JAPAN | Japan drops promotion of nuclear power from 5-year science plan

Posted on July 29, 2011


JAPAN | MAINICHI | 29 July 2011

Prime Minister Naoto Kan, far left, delivers a speech in a meeting of the Council for Science and Technology Policy at his office on July 29. (Mainichi)

Prime Minister Naoto Kan, far left, delivers a speech in a meeting of the Council for Science and Technology Policy at his office on July 29. (Mainichi)

The governmental Council for Science and Technology Policy (CSTP) on July 29 dropped plans to expand nuclear power generation from its newest five-year science program.

The program for fiscal 2011-2015, the fourth in a series, calls for new research and development as Japan plots its future energy and nuclear power policies.

The Cabinet was originally scheduled to approve the program in March but was forced to review it due to the March 11 Great East Japan Earthquake and tsunami, as well as the ongoing Fukushima nuclear crisis. The revised program is expected to be adopted by the Cabinet in late August.

The CSTP, chaired by Prime Minister Naoto Kan, has added a section on “the unprecedented crisis in Japan” to the original version to call for scientific examination of the twin natural disasters and particularly the nuclear incident, and carefully and honestly release its findings to the world.

The council also vowed to actively promote scientific and technological innovation for restoration and revival as disaster-stricken regions struggle to get themselves back on their feet.

The program also recommends beefing up the safety of ports, railways and other infrastructure and strengthening disaster-prevention mechanism for public facilities.
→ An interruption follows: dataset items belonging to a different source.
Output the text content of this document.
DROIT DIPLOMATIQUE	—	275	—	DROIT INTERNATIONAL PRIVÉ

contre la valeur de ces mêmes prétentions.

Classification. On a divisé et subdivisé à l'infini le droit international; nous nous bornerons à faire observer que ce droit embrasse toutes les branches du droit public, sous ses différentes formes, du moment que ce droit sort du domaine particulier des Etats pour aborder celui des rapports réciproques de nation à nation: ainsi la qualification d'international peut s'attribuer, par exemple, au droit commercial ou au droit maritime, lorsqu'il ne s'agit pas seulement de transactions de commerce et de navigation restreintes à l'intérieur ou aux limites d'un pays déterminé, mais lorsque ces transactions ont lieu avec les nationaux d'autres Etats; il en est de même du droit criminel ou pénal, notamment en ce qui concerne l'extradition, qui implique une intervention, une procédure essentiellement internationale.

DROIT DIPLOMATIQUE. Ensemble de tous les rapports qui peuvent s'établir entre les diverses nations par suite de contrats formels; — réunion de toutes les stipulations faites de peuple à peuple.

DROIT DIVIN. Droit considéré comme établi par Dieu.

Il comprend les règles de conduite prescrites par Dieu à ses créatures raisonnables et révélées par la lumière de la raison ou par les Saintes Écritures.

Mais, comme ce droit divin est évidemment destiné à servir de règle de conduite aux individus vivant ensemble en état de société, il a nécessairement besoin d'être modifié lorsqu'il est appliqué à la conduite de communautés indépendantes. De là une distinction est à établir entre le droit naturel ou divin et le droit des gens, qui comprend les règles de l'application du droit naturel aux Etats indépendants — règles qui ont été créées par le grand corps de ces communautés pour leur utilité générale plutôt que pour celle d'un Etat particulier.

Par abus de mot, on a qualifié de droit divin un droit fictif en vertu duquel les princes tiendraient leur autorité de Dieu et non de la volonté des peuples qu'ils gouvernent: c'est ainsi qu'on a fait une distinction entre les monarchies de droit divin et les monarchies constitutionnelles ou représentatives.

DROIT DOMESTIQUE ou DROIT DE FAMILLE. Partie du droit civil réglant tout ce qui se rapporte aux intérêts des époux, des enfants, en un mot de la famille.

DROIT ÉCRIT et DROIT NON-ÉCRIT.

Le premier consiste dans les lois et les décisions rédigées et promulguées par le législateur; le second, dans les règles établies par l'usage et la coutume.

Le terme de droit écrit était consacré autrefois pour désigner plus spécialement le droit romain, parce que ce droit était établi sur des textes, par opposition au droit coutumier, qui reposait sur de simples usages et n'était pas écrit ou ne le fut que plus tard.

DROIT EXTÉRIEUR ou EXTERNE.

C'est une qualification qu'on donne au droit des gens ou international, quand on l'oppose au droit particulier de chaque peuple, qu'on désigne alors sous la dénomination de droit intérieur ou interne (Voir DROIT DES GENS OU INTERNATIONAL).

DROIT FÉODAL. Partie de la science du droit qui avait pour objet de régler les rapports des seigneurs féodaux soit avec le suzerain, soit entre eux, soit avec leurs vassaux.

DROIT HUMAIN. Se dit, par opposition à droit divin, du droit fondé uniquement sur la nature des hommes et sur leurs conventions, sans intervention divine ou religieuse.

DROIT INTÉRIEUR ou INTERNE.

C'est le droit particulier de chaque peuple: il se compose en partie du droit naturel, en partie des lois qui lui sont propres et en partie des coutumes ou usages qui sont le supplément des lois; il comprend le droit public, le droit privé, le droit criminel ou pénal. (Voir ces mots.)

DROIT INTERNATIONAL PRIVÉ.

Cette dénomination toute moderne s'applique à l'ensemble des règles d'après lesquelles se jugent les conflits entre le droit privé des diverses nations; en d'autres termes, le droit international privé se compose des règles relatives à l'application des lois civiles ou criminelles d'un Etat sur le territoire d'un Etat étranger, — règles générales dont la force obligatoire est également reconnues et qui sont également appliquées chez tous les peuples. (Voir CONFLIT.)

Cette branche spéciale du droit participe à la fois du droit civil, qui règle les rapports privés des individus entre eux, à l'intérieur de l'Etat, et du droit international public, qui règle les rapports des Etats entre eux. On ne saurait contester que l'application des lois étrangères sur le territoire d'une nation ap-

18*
Citing fatigue due to prolonged stays at evacuation centers and posttraumatic stress disorder caused by experience of the megaquake and tsunami, the program vowed to step up research leading to health surveys and analysis, diagnosis and treatment.

Besides the March 11 disasters and the nuclear crisis, the CSTP says the five-year program addresses the environment and health, and emphasizes promotion of technological development to solve the country’s problems. The council says it will set up a science and technology innovation strategy council to achieve this objective.

The council envisions earmarking more than 4 percent of gross domestic product for public and private sector investment in research and development over the five-year period, with the state allocating 1 percent or about 25 trillion yen.

Although the R&D investment target faced being prioritized below ongoing reconstruction efforts, it was kept in the revised program at the same amount as in the previous five-year program. Approximately 22 trillion yen was spent under the third five-year program.